I can’t believe how I get just as suckered into liking customers too much as they do to me. I mean, yes, this is supposed to be business, but damn, it is the most personal business I have ever encountered. It is amazing how I just like to live my life scandalously, as opposed to how I used to live: safely and predictably. I just happened to meet DJ Mike for the second time in the pas month or so. Like other guys I have an interest in, who I meet at the club, I only had a vague recollection of who he was when he approached me onstage. I always know when a customer is mine though, it’s funny. The look in his eyes, it says so much , so much that not even words can express so I will dare not try with words such as lust or longing : this word does not exist yet. He wanted me with an almost star-struck fervor, with a hungriness in his look, not at my body, but into me, into my eyes, and wow do I love it when that happens, because often it is just chemistry and I am just as smitten as he.

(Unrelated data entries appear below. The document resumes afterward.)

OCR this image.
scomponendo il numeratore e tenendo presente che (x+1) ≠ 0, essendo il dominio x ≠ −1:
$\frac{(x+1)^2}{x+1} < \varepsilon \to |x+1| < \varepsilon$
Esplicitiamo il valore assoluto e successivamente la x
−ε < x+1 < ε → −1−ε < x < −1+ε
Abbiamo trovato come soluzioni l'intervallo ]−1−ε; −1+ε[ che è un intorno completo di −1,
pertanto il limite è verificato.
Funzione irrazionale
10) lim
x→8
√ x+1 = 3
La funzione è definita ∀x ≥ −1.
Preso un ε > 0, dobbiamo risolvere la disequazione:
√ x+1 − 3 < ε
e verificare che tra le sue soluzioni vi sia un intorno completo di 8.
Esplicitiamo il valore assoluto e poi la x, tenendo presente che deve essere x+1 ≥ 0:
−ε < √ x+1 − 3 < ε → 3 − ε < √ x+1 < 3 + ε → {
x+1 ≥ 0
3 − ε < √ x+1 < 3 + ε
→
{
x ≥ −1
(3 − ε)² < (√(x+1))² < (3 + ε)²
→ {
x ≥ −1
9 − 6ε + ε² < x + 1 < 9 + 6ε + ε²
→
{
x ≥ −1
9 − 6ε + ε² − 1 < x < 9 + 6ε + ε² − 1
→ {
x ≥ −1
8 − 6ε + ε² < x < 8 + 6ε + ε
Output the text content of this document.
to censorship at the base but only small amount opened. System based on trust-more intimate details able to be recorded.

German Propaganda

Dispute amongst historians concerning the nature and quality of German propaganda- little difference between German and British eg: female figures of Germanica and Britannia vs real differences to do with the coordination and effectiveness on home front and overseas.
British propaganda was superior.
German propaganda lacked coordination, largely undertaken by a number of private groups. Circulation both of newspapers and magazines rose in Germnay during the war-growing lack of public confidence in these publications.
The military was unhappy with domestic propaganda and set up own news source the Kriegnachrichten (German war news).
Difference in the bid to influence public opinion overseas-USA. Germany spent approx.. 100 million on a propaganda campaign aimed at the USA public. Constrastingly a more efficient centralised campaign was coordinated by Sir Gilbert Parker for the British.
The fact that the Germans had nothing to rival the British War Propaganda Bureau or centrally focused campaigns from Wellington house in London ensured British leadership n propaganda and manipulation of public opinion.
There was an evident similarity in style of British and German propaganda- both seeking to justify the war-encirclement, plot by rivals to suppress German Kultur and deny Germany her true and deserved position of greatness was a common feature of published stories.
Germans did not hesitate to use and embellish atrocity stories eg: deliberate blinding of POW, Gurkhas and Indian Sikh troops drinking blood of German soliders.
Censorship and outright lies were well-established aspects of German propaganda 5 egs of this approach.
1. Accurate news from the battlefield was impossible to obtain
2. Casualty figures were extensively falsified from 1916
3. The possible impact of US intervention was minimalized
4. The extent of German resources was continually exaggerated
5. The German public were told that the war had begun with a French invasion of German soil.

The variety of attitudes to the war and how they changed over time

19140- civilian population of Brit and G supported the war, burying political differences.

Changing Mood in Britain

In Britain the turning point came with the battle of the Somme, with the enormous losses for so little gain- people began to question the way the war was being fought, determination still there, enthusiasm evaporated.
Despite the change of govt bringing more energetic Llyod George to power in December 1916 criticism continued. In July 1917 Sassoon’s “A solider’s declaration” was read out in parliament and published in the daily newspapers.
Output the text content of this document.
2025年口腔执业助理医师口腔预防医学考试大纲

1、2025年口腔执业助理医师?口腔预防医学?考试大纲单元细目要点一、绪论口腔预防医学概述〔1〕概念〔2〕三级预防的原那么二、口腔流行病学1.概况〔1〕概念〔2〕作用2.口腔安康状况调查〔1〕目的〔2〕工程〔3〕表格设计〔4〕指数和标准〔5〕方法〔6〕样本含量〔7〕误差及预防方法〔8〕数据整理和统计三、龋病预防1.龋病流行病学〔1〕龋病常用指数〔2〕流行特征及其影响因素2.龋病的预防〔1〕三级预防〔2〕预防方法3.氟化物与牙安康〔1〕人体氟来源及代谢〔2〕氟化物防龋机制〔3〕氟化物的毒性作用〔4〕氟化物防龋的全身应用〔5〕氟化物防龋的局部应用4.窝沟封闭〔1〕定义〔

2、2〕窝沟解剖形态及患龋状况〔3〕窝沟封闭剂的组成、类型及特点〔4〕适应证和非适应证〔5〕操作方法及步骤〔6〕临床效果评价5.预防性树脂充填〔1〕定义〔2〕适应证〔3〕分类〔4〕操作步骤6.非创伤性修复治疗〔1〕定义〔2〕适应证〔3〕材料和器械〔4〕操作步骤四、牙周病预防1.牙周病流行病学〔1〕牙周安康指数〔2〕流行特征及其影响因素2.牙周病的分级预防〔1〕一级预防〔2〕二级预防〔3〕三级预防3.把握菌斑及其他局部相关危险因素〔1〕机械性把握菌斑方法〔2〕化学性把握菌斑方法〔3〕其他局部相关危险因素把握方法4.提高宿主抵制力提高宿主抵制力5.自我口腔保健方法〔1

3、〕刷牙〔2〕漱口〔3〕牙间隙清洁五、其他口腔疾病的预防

Later Mike would tell me that he warned his friend about me, saying “if this girl approaches me, I’m telling you I’m in big trouble.”
Two hundred and fifty dollars in my pocket later, I find that he’s not the one in trouble, but I am, who has a man at home and who cannot communicate with this man in the way that I communicate with DJ Mike. Interesting man, this one is, for sure. Young, only two years my junior, he actually is not as good-looking as he is in my mind. You know what I mean? I mean in my mind, when I look at him, I see beauty, but then on the other hand, you look at him just physically on the whole and the sum of his parts do not equate with hotness, which is awesome because it means I am attracted to his soul, and because beauty fades, this is the most important type of attraction. Thank God though, that he is not too good looking or I’d be really done for!

Fortunately, though, I know when I leave the club, as usual, he will be forgotten yet again.

I am in a relationship, living with somebody at home. I love this man. I need to do something with my life again. No more dancing for me, G-d willing, soon I will be financially free so that I may stop doing this awful yet almost awesome thing.